Developing Fluorescence Lifetime Libraries based on Silica Shells
Abstract
Breast cancer is the most diagnosed cancer in the world and is responsible for millions of deaths. Early-stage diagnosis enhances survival rates and extends life expectancy by enabling timely treatment interventions. Many cancer cell detection techniques have been developed, but lacking abundant probes limited their further application. The utilization of fluorescence lifetime and phaser plot approach makes it possible to push the limits. The fact that lifetime information exhibits in a semi phasor pixel by pixel makes detection easier and more convenient. However, developing suitable fluorescent probes for multiplexing is still challenging. Synthesizing new fluorescent species is time-consuming; additionally, it is hard to maintain a stable lifetime in a complex microenvironment. More importantly, the number of probes strongly restricted the application of the technique. Multiplexing with 4-6 probes has been demonstrated, but the probe capacity needs to be further expanded. Therefore, fluorescent lifetime nanoprobes based on silica shells were proposed. Silica is biocompatible and surface modification versatile. Fluorescent species or their mixtures were wrapped within 30-50 nm silica particles. Because dye molecules inside the silica shells were so close to each other, the quenching effect could be utilized to change the lifetime of nanoprobes. In this study, I developed fluorescence lifetime libraries based on novel nanoprobes in silica shells for breast cancer cells detection. First, a method was shown to prepare silica particles modified with Polyethylene Glycol (PEG), where cell staining tests proved that the particles could specifically bind to cancer cells.

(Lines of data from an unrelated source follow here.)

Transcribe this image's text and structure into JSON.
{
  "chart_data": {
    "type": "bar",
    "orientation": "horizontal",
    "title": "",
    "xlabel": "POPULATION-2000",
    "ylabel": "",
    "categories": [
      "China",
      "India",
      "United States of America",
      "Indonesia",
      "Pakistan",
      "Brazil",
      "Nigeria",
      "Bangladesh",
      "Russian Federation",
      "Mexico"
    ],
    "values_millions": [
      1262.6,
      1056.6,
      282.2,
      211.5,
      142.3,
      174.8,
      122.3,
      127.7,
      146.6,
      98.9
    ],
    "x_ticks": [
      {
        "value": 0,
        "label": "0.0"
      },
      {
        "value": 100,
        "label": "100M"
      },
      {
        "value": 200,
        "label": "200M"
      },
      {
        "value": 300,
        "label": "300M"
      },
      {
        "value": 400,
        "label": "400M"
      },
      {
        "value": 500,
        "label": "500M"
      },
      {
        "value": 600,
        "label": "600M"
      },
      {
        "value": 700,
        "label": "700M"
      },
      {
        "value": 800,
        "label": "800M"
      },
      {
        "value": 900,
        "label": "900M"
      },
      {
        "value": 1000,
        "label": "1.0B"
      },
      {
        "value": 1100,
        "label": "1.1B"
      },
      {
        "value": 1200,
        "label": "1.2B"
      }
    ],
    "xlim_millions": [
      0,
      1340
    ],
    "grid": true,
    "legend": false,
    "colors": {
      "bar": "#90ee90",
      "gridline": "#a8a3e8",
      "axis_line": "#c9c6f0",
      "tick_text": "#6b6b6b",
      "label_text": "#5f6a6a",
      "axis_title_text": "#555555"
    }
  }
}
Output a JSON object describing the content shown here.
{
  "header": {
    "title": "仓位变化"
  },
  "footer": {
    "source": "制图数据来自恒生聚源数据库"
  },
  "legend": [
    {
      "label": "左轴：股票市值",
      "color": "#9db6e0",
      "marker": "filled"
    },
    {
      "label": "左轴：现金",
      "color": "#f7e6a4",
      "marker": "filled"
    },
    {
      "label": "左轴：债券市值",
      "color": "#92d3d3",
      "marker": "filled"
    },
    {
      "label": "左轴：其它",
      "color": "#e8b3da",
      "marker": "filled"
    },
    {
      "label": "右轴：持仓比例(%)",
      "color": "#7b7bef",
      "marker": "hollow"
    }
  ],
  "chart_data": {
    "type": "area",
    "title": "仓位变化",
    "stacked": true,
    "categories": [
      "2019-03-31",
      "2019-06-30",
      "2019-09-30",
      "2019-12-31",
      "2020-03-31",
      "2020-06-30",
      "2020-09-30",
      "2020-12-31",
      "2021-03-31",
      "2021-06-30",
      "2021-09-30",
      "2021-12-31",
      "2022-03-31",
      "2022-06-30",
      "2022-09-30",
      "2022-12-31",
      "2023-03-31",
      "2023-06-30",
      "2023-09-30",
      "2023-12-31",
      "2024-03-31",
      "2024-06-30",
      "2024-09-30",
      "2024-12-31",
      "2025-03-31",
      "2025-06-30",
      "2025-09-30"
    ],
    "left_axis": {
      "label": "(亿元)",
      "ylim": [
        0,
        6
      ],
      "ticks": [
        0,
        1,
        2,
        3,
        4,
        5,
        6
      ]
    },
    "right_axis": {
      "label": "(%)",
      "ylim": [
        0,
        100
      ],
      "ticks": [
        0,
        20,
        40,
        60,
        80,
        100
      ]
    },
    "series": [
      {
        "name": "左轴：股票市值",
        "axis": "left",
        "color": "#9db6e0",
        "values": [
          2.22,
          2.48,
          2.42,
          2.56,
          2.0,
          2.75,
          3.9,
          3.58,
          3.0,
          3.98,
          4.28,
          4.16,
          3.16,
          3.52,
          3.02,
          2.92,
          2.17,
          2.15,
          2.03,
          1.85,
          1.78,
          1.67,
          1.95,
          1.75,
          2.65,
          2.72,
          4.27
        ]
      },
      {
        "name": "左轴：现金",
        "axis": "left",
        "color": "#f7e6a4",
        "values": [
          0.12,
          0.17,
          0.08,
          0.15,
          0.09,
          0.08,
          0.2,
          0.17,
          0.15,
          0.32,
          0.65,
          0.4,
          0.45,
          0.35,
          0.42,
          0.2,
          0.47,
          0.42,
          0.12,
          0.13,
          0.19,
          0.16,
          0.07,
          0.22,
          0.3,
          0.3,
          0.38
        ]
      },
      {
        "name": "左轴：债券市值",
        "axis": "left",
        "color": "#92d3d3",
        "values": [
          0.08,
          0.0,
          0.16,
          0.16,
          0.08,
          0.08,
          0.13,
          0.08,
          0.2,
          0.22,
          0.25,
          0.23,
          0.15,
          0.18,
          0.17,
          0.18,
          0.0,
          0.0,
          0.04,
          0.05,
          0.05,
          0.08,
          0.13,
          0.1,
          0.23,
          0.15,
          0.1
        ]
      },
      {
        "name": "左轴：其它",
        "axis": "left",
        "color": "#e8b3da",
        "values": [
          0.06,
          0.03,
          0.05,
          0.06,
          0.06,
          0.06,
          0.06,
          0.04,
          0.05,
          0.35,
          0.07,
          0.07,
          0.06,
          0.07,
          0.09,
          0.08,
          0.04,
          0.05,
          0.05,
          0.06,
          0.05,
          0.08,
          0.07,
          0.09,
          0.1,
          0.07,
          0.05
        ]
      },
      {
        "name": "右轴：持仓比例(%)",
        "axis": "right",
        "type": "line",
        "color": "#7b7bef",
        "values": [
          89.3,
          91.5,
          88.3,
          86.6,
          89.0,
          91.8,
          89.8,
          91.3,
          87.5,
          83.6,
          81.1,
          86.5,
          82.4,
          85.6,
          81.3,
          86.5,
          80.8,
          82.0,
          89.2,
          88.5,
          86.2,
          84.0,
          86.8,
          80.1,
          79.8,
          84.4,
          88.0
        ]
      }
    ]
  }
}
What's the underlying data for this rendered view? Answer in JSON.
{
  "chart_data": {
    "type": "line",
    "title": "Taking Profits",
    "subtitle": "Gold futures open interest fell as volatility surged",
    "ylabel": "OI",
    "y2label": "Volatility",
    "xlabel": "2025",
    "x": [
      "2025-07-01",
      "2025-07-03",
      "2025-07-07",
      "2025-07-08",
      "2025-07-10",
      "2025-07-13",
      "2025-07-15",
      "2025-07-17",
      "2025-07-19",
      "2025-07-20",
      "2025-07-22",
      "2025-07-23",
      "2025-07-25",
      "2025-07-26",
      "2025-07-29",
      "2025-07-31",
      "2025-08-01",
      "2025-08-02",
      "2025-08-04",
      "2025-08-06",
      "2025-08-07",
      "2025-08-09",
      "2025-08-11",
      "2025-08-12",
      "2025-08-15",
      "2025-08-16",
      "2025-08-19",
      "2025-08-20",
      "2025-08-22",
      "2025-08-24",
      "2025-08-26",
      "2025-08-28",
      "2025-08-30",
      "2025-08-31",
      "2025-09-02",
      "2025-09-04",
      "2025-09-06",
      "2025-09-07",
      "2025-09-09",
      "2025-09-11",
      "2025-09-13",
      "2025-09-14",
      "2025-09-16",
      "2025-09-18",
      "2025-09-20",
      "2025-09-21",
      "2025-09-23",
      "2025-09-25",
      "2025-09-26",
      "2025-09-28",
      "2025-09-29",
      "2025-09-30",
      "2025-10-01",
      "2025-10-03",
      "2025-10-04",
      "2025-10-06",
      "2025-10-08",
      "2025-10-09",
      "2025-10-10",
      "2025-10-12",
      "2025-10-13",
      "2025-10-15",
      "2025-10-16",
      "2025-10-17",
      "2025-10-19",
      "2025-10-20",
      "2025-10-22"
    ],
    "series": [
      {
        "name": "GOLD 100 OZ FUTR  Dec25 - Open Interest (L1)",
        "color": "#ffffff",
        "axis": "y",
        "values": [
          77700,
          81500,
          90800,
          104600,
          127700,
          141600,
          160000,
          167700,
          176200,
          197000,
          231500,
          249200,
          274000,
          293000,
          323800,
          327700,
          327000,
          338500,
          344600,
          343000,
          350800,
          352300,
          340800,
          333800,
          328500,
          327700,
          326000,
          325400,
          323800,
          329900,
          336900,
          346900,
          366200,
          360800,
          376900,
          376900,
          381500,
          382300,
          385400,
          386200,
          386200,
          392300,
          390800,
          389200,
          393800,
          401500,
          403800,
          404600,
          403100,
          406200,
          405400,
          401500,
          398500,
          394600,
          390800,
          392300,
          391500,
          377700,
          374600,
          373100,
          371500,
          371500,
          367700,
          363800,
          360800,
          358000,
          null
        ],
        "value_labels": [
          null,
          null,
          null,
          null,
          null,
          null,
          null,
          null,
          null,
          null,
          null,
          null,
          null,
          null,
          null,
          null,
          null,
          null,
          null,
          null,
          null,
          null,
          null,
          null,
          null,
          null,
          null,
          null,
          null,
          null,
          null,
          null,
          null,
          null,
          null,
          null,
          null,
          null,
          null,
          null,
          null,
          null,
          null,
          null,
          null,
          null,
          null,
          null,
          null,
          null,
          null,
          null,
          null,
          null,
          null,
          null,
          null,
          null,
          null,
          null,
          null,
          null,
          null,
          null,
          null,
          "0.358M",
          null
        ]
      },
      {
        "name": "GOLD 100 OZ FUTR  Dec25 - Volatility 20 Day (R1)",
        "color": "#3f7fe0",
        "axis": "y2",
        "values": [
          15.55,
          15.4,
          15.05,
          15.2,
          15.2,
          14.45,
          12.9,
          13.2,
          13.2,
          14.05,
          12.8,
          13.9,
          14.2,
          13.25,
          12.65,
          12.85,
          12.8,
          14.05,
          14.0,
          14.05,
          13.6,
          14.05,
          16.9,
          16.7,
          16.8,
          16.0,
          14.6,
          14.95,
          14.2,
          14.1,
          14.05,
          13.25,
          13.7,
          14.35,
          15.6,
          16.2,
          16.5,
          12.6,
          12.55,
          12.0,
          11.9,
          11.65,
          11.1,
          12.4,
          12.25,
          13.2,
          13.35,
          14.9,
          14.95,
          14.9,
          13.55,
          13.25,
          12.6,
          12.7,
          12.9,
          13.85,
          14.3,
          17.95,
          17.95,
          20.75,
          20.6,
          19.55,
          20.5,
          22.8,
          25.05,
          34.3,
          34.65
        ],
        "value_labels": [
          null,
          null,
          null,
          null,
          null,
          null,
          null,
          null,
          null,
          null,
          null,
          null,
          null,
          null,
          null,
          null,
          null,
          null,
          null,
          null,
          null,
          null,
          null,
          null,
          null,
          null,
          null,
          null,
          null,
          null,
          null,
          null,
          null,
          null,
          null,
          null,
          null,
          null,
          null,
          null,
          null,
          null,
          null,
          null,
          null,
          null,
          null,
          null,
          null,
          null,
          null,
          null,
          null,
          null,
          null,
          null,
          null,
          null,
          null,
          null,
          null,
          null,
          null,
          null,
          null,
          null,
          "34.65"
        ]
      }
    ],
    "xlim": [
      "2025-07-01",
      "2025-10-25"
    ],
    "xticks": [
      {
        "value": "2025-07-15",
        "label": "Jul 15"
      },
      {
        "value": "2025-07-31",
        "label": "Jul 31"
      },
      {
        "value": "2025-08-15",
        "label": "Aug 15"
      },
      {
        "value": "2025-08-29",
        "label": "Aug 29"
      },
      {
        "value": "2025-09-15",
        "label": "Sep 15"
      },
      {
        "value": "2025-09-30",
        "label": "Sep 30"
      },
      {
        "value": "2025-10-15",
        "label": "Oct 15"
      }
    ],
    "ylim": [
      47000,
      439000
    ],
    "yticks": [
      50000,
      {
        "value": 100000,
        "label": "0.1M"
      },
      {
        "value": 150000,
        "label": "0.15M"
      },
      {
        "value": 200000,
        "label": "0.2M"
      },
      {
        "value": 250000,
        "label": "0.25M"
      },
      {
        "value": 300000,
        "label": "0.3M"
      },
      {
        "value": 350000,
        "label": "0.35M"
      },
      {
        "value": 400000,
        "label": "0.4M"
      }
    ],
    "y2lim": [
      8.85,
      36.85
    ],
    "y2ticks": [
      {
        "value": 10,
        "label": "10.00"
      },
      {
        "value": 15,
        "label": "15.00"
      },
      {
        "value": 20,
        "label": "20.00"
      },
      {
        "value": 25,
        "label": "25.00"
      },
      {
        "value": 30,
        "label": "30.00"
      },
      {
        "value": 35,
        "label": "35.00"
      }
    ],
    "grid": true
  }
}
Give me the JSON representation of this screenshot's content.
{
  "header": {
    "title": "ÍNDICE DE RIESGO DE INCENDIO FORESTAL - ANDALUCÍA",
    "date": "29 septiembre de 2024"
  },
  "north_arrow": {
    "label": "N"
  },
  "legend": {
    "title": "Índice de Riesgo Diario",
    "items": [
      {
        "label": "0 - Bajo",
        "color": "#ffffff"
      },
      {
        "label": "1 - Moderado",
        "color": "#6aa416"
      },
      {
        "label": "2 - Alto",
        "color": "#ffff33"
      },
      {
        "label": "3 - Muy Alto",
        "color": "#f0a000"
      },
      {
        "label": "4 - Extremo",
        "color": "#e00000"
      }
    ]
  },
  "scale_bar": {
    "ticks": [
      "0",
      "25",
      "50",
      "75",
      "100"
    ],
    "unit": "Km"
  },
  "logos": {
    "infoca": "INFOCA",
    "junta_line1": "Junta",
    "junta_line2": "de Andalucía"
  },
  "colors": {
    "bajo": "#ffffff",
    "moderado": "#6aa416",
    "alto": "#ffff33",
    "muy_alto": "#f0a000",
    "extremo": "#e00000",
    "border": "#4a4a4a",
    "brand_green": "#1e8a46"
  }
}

Secondly, the fluorescence lifetime libraries were built with different fluorescent species. Through two approaches, addition of dark quencher and self-quenching, the lifetime of silica probes was altered, and the limit on number of probes was expanded. Lastly, a tumor panel was built and individual probe was validated on cancer cells, which proved the feasibility of using the silica probe for multiplexing. In summary, this study demonstrated that the fluorescence lifetime libraries using the innovative silica nano probes would serve as a powerful tool for multiplexing in breast cancer cells detection.